Monthly inflows to digital asset treasury (DAT) companies have slowed to roughly $555 million, the weakest levels since October 2024, according to DefiLlama. Bitcoin dominated monthly inflows in most months, with the exceptions of August and September 2025.
DefiLlama’s data show inflows fell to about $32.4 million ahead of the 2024 U.S. elections, then surged to more than $12.3 billion after the election results and a pro-crypto regulatory shift. In 2025, treasury inflows contracted and generally remained below $10 billion per month until August 2025, before falling sharply again.
DAT companies have faced a difficult operating environment over the past year, exacerbated by the crypto market crash in October that initiated a multi-month bear market and pushed prices back toward pre-election levels.
Industry observers say treasury firms must adapt or risk stagnation. Patrick Ngan, chief investment officer of Zeta Network Group, said corporate Bitcoin treasuries need to demonstrate they can use the asset rather than merely store it. He added that treasury companies with operating businesses that generate cash flow will outperform those that only accumulate and hold crypto.

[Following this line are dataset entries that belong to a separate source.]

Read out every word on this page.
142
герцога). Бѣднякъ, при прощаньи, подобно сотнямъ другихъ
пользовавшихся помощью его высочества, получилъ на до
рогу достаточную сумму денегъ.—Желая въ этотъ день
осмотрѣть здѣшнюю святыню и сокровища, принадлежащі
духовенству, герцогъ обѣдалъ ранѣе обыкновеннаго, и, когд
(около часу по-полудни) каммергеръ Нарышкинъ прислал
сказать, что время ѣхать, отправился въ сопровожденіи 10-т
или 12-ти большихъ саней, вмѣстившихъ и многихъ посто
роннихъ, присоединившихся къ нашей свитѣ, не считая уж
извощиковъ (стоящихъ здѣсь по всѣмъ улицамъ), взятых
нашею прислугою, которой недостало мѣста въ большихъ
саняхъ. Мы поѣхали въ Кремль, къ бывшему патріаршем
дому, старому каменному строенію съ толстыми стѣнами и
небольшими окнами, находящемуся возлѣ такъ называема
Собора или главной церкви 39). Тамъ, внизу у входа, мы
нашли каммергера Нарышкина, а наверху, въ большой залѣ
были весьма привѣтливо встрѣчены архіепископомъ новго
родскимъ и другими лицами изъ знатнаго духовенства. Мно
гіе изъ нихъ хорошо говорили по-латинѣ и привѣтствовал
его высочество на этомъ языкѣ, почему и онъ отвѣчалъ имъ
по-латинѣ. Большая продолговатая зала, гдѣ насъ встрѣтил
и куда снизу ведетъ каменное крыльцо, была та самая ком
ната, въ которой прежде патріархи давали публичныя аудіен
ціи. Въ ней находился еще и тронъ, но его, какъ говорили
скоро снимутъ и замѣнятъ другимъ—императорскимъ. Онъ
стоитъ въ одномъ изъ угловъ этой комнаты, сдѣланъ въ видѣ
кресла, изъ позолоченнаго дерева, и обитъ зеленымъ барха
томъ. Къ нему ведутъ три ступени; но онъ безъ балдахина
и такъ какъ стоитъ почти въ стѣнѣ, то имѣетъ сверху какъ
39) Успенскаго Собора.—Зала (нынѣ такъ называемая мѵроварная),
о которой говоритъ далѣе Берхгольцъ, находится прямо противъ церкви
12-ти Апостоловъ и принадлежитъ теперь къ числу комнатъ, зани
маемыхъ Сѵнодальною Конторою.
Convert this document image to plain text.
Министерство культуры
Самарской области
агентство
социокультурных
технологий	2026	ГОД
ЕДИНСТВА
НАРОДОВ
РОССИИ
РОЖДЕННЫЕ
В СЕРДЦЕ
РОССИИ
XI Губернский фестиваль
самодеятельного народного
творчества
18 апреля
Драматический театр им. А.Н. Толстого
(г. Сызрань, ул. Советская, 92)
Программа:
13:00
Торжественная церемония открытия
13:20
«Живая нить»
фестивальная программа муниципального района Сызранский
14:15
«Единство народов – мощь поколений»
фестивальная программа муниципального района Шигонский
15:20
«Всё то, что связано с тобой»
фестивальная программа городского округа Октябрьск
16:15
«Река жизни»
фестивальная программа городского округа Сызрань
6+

Possible revenue sources for treasury firms include staking or validation services on proof-of-stake networks, proof-of-work mining, lending in decentralized finance (DeFi), and income from unrelated businesses. Some firms are combining crypto holdings with traditional assets: real estate investor Grant Cardone expanded his multifamily housing fund approach by creating hybrid digital asset treasury vehicles that pair real estate with Bitcoin. Cardone said the structure benefits from property appreciation, real estate tax advantages and rental income that can be reinvested into additional BTC purchases, and argued that real estate is a strong treasury asset because housing demand is non-discretionary.
DefiLlama’s rankings show which entities hold the largest crypto treasuries, and industry participants are weighing consolidation and strategic shifts as market pressures persist.